Friday, November 30, 2007

Thoughts on "Performing the Faith: Bonhoeffer and the Practice of Nonviolence"

“There can only be a community of peace when it does not rest on lies and injustice.”
-Bonhoeffer, “No Rusty Swords”

I’m reading a book entitled “Performing the Faith: Bonhoeffer and the Practice of Non-violence” by Hauerwas. I’m only through the first two chapters, which happen to be the only chapters solely dedicated to Bonhoeffer, but I am really enjoying it. Since I have no one with whom to discuss, I choose to write. I want to say that Bonhoeffer’s life was intriguing even without his theology, but one cannot seem to separate the way he lived from his theology. It is also clear that his theology was unfinished and from my limited knowledge, misunderstood. His disdain for institutional religion has been viewed as some as the beginning of the “Death of God” movement. Hauerwas asserts that this would cause Bonhoeffer great agony, but I digress: on to the book.

Hauerwas asserts that Bonhoeffer was devoted to “the visibility of the church amid the ruins of Christendom.” This visibility could only be established by the proclamation and living of the truth. In other words, the “community of peace” cannot rest on “lies and injustice.” The community of peace I am equating to the visible church and the lies parallels living in truthfulness.

It is interesting to see Bonhoeffer’s take on the American church. Not only does he condemn the “Protestant fugitives” who fled Europe to worship God in peace, thus foregoing suffering, but critiques the American church in saying that “they do not see the radical claim of truth on the shaping of their lives. Community is therefore founded less on truth than on the spirit of ‘fairness.’” One can wonder whether this derives from the political nature of democracy (which is built on compromise), but that is a different discussion. Hauerwas characterizes it this way, “Fairness, not truth, becomes the primary commitment necessary to sustain community for Americans.”

As it would go, our idea of peace is based upon a sort of tolerance, a “subordination of truth and justice” where peace is seen as the absence of conflict rather than the reality of the gospel. A peace brought by war is only an illusory peace, a peace that is brought by injustice. Can there be war without a form of injustice? The visible church expresses that the gospel is “not an answer to questions produced by human anxiety, but a proclamation of a ‘fact.’” Bonhoeffer brings together the reality of truth-living with the visible community of peace.
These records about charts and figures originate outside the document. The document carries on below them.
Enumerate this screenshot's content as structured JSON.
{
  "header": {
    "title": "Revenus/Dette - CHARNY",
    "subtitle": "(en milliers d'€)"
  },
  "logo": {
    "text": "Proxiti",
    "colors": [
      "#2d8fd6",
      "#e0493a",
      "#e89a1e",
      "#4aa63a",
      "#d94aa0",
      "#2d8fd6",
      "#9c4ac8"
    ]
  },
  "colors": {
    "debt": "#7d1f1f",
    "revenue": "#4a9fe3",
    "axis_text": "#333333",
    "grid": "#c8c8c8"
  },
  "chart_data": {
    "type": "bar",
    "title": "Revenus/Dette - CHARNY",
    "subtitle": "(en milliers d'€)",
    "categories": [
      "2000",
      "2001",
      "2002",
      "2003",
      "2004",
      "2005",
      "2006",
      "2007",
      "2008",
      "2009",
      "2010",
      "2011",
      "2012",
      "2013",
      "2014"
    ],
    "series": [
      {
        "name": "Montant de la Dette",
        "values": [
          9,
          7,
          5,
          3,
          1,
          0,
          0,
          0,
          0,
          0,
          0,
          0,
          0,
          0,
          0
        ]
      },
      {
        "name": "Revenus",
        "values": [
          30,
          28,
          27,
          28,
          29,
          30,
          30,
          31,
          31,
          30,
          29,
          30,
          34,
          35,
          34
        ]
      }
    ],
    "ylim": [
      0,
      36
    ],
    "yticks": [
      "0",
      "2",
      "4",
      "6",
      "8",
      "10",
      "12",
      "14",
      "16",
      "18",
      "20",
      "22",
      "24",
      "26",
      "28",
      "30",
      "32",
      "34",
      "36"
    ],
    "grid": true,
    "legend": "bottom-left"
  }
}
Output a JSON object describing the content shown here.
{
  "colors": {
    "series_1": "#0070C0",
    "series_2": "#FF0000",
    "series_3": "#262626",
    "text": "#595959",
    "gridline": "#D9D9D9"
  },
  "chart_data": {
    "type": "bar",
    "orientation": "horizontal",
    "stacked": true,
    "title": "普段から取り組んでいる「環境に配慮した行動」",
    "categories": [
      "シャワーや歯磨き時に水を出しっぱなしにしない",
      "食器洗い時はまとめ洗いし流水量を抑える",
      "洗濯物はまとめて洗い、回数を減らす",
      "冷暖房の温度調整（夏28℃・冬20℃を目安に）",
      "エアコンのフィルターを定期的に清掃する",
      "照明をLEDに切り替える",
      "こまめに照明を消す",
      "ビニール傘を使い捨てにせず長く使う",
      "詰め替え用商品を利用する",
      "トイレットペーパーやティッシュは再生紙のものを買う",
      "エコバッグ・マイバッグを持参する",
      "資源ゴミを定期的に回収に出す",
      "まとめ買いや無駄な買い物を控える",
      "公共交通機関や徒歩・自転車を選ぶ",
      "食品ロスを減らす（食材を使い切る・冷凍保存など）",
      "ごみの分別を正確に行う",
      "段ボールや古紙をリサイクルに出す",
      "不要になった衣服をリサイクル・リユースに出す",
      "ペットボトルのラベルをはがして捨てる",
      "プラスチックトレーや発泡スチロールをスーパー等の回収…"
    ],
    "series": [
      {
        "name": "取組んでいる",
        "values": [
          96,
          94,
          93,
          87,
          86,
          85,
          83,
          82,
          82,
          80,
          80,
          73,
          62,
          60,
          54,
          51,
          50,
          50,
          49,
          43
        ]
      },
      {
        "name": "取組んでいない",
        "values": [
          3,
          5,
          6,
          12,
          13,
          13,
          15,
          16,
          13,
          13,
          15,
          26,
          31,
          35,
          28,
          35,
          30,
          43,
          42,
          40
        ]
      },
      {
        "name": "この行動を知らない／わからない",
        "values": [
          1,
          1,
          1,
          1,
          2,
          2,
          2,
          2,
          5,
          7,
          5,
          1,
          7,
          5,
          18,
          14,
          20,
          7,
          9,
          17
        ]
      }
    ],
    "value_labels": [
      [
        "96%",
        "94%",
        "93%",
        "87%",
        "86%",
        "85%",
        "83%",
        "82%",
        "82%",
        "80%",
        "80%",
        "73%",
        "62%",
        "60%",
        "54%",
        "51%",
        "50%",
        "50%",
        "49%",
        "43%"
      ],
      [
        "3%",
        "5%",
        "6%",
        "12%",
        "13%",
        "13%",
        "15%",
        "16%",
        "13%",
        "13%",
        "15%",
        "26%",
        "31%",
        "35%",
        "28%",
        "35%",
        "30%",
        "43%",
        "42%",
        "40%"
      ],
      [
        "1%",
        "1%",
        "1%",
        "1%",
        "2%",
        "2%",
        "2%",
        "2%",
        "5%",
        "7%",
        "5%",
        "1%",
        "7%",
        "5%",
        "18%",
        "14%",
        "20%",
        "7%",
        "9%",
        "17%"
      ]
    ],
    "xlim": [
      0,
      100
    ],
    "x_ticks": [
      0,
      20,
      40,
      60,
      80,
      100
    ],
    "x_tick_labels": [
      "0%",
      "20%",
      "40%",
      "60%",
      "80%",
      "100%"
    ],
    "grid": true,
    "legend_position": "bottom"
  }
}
But is he clear as to what that ‘truth’ is? Some argue no, some say he promoted a type of situational ethic (brought to fruition through his plot to assassinate Hitler), and still others (others being Hauerwas in this book) say that Bonhoeffer did not see the significance of giving a ‘theory of truth’ but rather realizing that being truthful is something learned. Whatever Bonhoeffer meant, we know that our living truthfully had everything to do with our life in connection with God’s, our ability to express truth vitalized through the expression of reality, as it is in God. And one cannot grasp reality without the truthful witness of Jesus Christ. As it turned out, Bonhoeffer saw the terrible lie that was Hitler as starting with the inability of the church to speak truth effectively even in the little things. It begs the question of whether our churches are adequately speaking/living truth even in the little things. Hauerwas continues that “Bonhoeffer believed that the church is the sign that God has placed in the windows of the world to make possible a truthful politics.” Is the church now truly a visible witness or have we consigned ourselves to the storefronts of abandoned warehouses?